We like to refer to Weblogs as a format. They’re merely a way of arranging information and commentary. Not a particularly original way of so doing, either – it’s widely accepted that the very first Web pages, by Tim Berners-Lee, were pretty much exactly equivalent to Weblogs as we know them now. (Though what pages did he link to?)
In the Weblog format, you find a link that interests you and tell us what you think about it. Or you merely write on a topic that interests you and find related links. Or, in the more diaristic forms, you maintain a journal, with or without links. (The last of those isn’t even a Weblog as far as we’re concerned, but along with the use of access as a verb and the ineradicability of hideous neologisms like repurposing, we have given up that fight.)

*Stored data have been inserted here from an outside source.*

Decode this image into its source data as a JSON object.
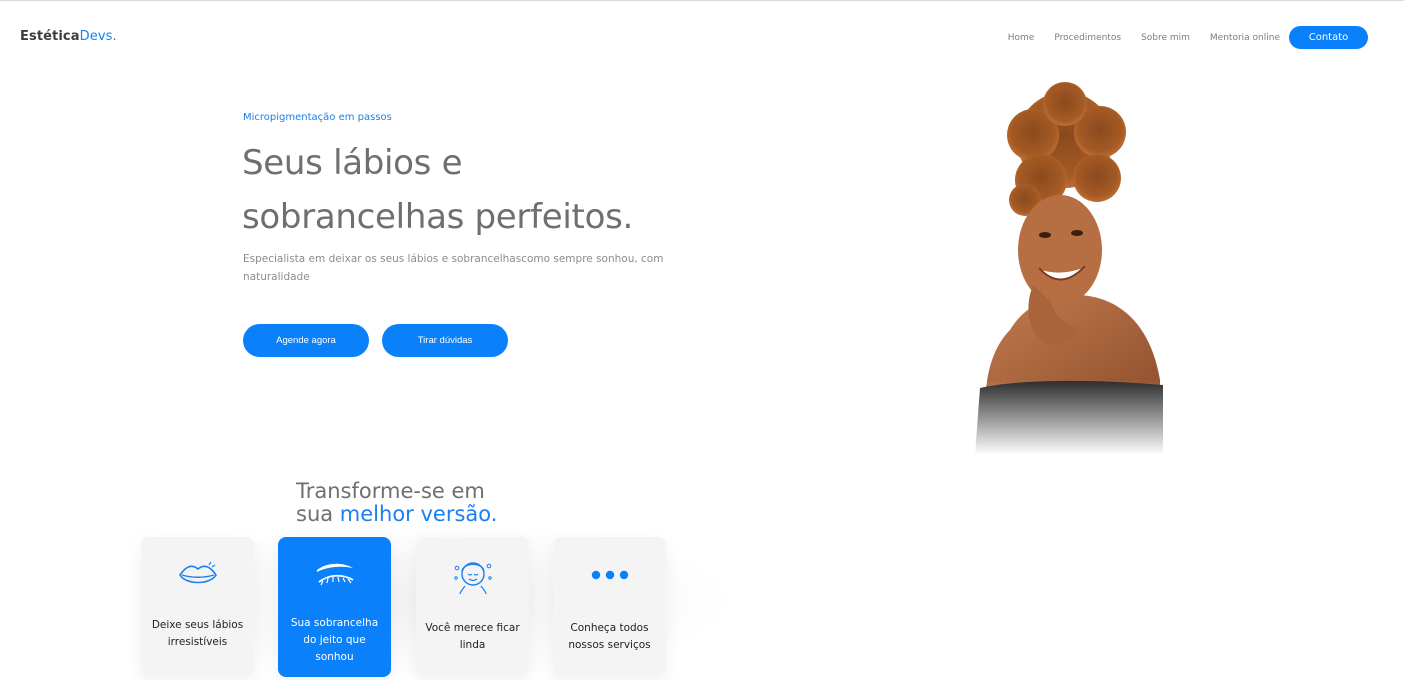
{
  "brand": {
    "part1": "Estética",
    "part2": "Devs",
    "dot": "."
  },
  "nav": {
    "items": [
      "Home",
      "Procedimentos",
      "Sobre mim",
      "Mentoria online"
    ],
    "contact": "Contato"
  },
  "hero": {
    "eyebrow": "Micropigmentação em passos",
    "title_line1": "Seus lábios e",
    "title_line2": "sobrancelhas perfeitos.",
    "lead": "Especialista em deixar os seus lábios e sobrancelhascomo sempre sonhou, com naturalidade",
    "cta_primary": "Agende agora",
    "cta_secondary": "Tirar dúvidas"
  },
  "section": {
    "title_line1": "Transforme-se em",
    "title_line2_plain": "sua ",
    "title_line2_accent": "melhor versão."
  },
  "cards": [
    {
      "icon": "lips-icon",
      "label": "Deixe seus lábios irresistíveis"
    },
    {
      "icon": "eyebrow-icon",
      "label": "Sua sobrancelha do jeito que sonhou"
    },
    {
      "icon": "face-care-icon",
      "label": "Você merece ficar linda"
    },
    {
      "icon": "more-dots-icon",
      "label": "Conheça todos nossos serviços"
    }
  ],
  "colors": {
    "accent": "#0a80fb",
    "text": "#6f6f6f",
    "card_bg": "#f4f4f4"
  }
}
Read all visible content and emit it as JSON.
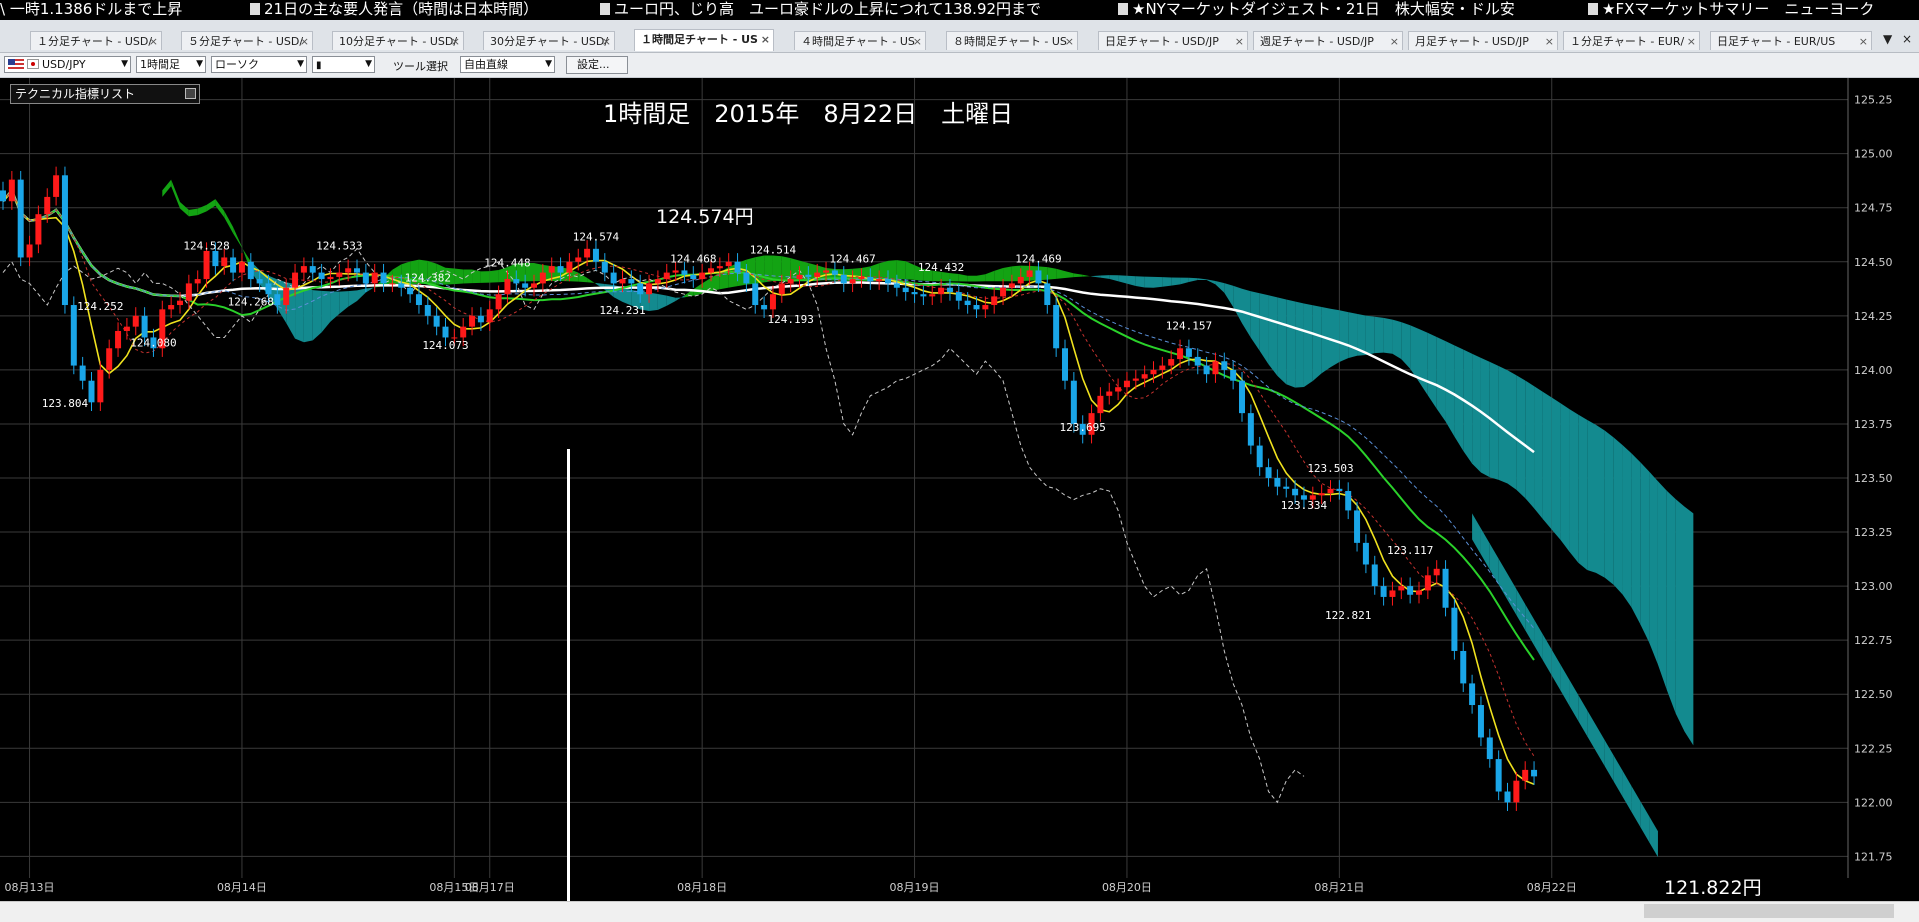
{
  "ticker": {
    "items": [
      "\\  一時1.1386ドルまで上昇",
      "21日の主な要人発言（時間は日本時間）",
      "ユーロ円、じり高　ユーロ豪ドルの上昇につれて138.92円まで",
      "★NYマーケットダイジェスト・21日　株大幅安・ドル安",
      "★FXマーケットサマリー　ニューヨーク"
    ]
  },
  "tabs": [
    {
      "label": "１分足チャート - USD/"
    },
    {
      "label": "５分足チャート - USD/"
    },
    {
      "label": "10分足チャート - USD/"
    },
    {
      "label": "30分足チャート - USD/"
    },
    {
      "label": "１時間足チャート - US",
      "active": true
    },
    {
      "label": "４時間足チャート - US"
    },
    {
      "label": "８時間足チャート - US"
    },
    {
      "label": "日足チャート - USD/JP"
    },
    {
      "label": "週足チャート - USD/JP"
    },
    {
      "label": "月足チャート - USD/JP"
    },
    {
      "label": "１分足チャート - EUR/"
    },
    {
      "label": "日足チャート - EUR/US"
    }
  ],
  "toolbar": {
    "symbol": "USD/JPY",
    "timeframe": "1時間足",
    "chart_style": "ローソク",
    "tool_label": "ツール選択",
    "tool_value": "自由直線",
    "settings": "設定..."
  },
  "indicator_list": "テクニカル指標リスト",
  "colors": {
    "background": "#000000",
    "up": "#ff1a1a",
    "down": "#1aa6e8",
    "cloud_teal": "#138a8f",
    "cloud_green": "#13a313",
    "sma_white": "#ffffff",
    "ema_green": "#2ad12a",
    "line_yellow": "#f0e21e",
    "kijun_red": "#c3312e",
    "chikou_gray": "#c8c8c8",
    "grid": "#3a3a3a",
    "axis_text": "#cfcfcf"
  },
  "chart_data": {
    "type": "candlestick",
    "title": "1時間足　2015年　8月22日　土曜日",
    "symbol": "USD/JPY",
    "ylim": [
      121.65,
      125.35
    ],
    "y_ticks": [
      125.25,
      125.0,
      124.75,
      124.5,
      124.25,
      124.0,
      123.75,
      123.5,
      123.25,
      123.0,
      122.75,
      122.5,
      122.25,
      122.0,
      121.75
    ],
    "x_ticks": [
      {
        "label": "08月13日",
        "i": 3
      },
      {
        "label": "08月14日",
        "i": 27
      },
      {
        "label": "08月15日",
        "i": 51
      },
      {
        "label": "08月17日",
        "i": 55
      },
      {
        "label": "08月18日",
        "i": 79
      },
      {
        "label": "08月19日",
        "i": 103
      },
      {
        "label": "08月20日",
        "i": 127
      },
      {
        "label": "08月21日",
        "i": 151
      },
      {
        "label": "08月22日",
        "i": 175
      }
    ],
    "candles_close": [
      124.78,
      124.88,
      124.52,
      124.58,
      124.72,
      124.8,
      124.9,
      124.3,
      124.02,
      123.95,
      123.85,
      124.0,
      124.1,
      124.18,
      124.2,
      124.25,
      124.15,
      124.1,
      124.28,
      124.3,
      124.32,
      124.4,
      124.42,
      124.55,
      124.48,
      124.52,
      124.45,
      124.5,
      124.42,
      124.4,
      124.35,
      124.3,
      124.38,
      124.45,
      124.48,
      124.45,
      124.42,
      124.43,
      124.45,
      124.47,
      124.45,
      124.4,
      124.45,
      124.4,
      124.4,
      124.38,
      124.35,
      124.3,
      124.25,
      124.2,
      124.15,
      124.15,
      124.2,
      124.25,
      124.22,
      124.28,
      124.35,
      124.42,
      124.4,
      124.38,
      124.4,
      124.45,
      124.48,
      124.45,
      124.5,
      124.52,
      124.56,
      124.5,
      124.45,
      124.4,
      124.42,
      124.4,
      124.35,
      124.4,
      124.42,
      124.45,
      124.46,
      124.44,
      124.42,
      124.45,
      124.47,
      124.48,
      124.5,
      124.45,
      124.4,
      124.3,
      124.28,
      124.35,
      124.4,
      124.42,
      124.44,
      124.43,
      124.45,
      124.46,
      124.44,
      124.4,
      124.42,
      124.43,
      124.41,
      124.42,
      124.4,
      124.38,
      124.36,
      124.35,
      124.34,
      124.35,
      124.38,
      124.36,
      124.32,
      124.3,
      124.28,
      124.3,
      124.34,
      124.38,
      124.4,
      124.43,
      124.46,
      124.4,
      124.3,
      124.1,
      123.95,
      123.75,
      123.7,
      123.8,
      123.88,
      123.9,
      123.92,
      123.95,
      123.96,
      123.98,
      124.0,
      124.02,
      124.05,
      124.1,
      124.06,
      124.02,
      123.98,
      124.04,
      124.0,
      123.95,
      123.8,
      123.65,
      123.55,
      123.5,
      123.46,
      123.45,
      123.42,
      123.4,
      123.42,
      123.43,
      123.45,
      123.44,
      123.35,
      123.2,
      123.1,
      123.0,
      122.95,
      122.98,
      123.0,
      122.96,
      122.98,
      123.05,
      123.08,
      122.9,
      122.7,
      122.55,
      122.45,
      122.3,
      122.2,
      122.05,
      122.0,
      122.1,
      122.15,
      122.12
    ],
    "annotations": [
      {
        "label": "123.804",
        "i": 7,
        "price": 123.8
      },
      {
        "label": "124.252",
        "i": 11,
        "price": 124.25
      },
      {
        "label": "124.080",
        "i": 17,
        "price": 124.08
      },
      {
        "label": "124.528",
        "i": 23,
        "price": 124.53
      },
      {
        "label": "124.268",
        "i": 28,
        "price": 124.27
      },
      {
        "label": "124.533",
        "i": 38,
        "price": 124.53
      },
      {
        "label": "124.382",
        "i": 48,
        "price": 124.38
      },
      {
        "label": "124.073",
        "i": 50,
        "price": 124.07
      },
      {
        "label": "124.448",
        "i": 57,
        "price": 124.45
      },
      {
        "label": "124.574",
        "i": 67,
        "price": 124.57
      },
      {
        "label": "124.231",
        "i": 70,
        "price": 124.23
      },
      {
        "label": "124.468",
        "i": 78,
        "price": 124.47
      },
      {
        "label": "124.514",
        "i": 87,
        "price": 124.51
      },
      {
        "label": "124.193",
        "i": 89,
        "price": 124.19
      },
      {
        "label": "124.467",
        "i": 96,
        "price": 124.47
      },
      {
        "label": "124.432",
        "i": 106,
        "price": 124.43
      },
      {
        "label": "124.469",
        "i": 117,
        "price": 124.47
      },
      {
        "label": "123.695",
        "i": 122,
        "price": 123.69
      },
      {
        "label": "124.157",
        "i": 134,
        "price": 124.16
      },
      {
        "label": "123.503",
        "i": 150,
        "price": 123.5
      },
      {
        "label": "123.334",
        "i": 147,
        "price": 123.33
      },
      {
        "label": "123.117",
        "i": 159,
        "price": 123.12
      },
      {
        "label": "122.821",
        "i": 152,
        "price": 122.82
      }
    ],
    "high_label": "124.574円",
    "last_label": "121.822円"
  }
}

The NUblog mixes the first two subformats. But Paul Ford, over at Ftrain, writing somewhat whimsically, has nonetheless come up with further new subformats. It seems that the proliferation of links may not result in endless, hungry, pseudo-pornographic hunting for more and more links, nor may those links exile themselves to the gulag of database.
Some of Ford’s gems:
- DiaLog. Create two fictional characters, and have them post their links and commentary on alternate days. Build a dialog between them. Explore their differences. Build their characters. Have them argue.
- OppoLog. Whenever you post a link to a position, post a link to a counterposition. Argue both sides. Be belligerent.
- ResoLog. Similar to OppoLog, but seek resolution between disparate opinions, rather than reinforcing the argument.
- TextLog. Break up a public-domain text into component parts and post a new, brief section each day, with related web links and discussion. The Bible, the works of David Hume or Darwin, and the novels of Thomas Hardy are all available free of charge, and could be well used this way.
- MemeSmear. Track [a news event]. Show how the language around the issue evolves and changes from one idea to another. Develop a cogent system of the evolution and transformation of concepts in our cultural framework. Obtain Ph.D. in same. Write book. Become a legend.
- NarraLog. A weblog with “current” entries which are also organized by topic. Build longer “narratives” over time. [Didn’t NUblog discuss this the other day?]
- OxyLog/ParaLog. Use the classic “links + commentary” form, but log items not found on the Internet.
Do you like apples? Well, how ’bout them apples? Ford then goes on to give possible variations of these subformats. The guy’s a genius.